The Night After Christmas
- Rowena McIntosh
- 13 December 2016
Imaginative celebration of cooking at Christmas for ages 3–6.
It's the night after the main event, the presents have been delivered and Rudolph and Santa are enjoying a well-earned nap. Two chefs, dressed in white jackets and checked trousers, are planning a feast for when they wake up.
Set in a bright blue kitchen decked out with gingham accessories, the chefs show their room to be a place of imagination and excitement, where all manner of tasty food can be created – if they could only decide what to make.
Both Mary Gapinksi and Rosalind Sydney are wonderfully expressive, and although their slapstick takes a while to warm up the audience it's soon drawing peals of laughter.
Written and directed by Lisa Keenan, The Night After Christmas offers plenty of opportunities for audience participation, encouraging everyone to point out carrots hidden on the set, tell the chefs their favourite foods and make the symbols of rooftops and stars as the pair whizz across the sky in a sleigh. A repeated rhyme about cooking, accompanied by chopping and stirring actions, is enthusiastically embraced and helps keep everyone engaged.
Each time the excitement peaks, the chefs bring it back down by shushing each other, and us, so we can all listen out for the snores of Santa and Rudolph, to check they haven't been disturbed by the noise.
The pair also animate a variety of kitchen utensils which help prepare the feast, to great comic effect.

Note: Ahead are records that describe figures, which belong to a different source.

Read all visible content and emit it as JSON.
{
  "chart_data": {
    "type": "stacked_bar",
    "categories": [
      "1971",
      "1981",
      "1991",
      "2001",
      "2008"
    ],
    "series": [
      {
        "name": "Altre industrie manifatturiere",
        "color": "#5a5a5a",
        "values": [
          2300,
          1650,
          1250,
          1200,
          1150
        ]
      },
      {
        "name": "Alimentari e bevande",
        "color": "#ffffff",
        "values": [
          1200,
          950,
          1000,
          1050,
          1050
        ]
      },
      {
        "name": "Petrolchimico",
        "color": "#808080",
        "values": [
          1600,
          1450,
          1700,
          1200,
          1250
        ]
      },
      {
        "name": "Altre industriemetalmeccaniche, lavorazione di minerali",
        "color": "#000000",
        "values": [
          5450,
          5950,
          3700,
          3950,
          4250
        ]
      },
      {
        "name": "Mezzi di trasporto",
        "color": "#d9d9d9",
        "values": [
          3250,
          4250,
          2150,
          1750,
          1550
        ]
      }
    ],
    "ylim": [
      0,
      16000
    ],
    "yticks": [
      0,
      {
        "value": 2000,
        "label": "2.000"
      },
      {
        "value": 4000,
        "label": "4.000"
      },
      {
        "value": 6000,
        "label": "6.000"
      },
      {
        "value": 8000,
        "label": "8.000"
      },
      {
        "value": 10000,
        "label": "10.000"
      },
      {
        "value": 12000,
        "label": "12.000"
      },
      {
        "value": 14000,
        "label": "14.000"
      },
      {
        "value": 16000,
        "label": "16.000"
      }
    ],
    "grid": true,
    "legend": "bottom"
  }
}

The sour-faced lemon juicer, stirring wooden spoon and military pepper grinder are reminiscent of Disney's Beauty and the Beast and help extend the cast beyond the chefs.
At the end, young audience members are offered chef hats and utensils of their own to play with, so this warm-hearted celebration of cooking for others might even mean there's an extra pair of hands in the kitchen this Christmas.
Tron Theatre, Glasgow, until Sat 31 Dec.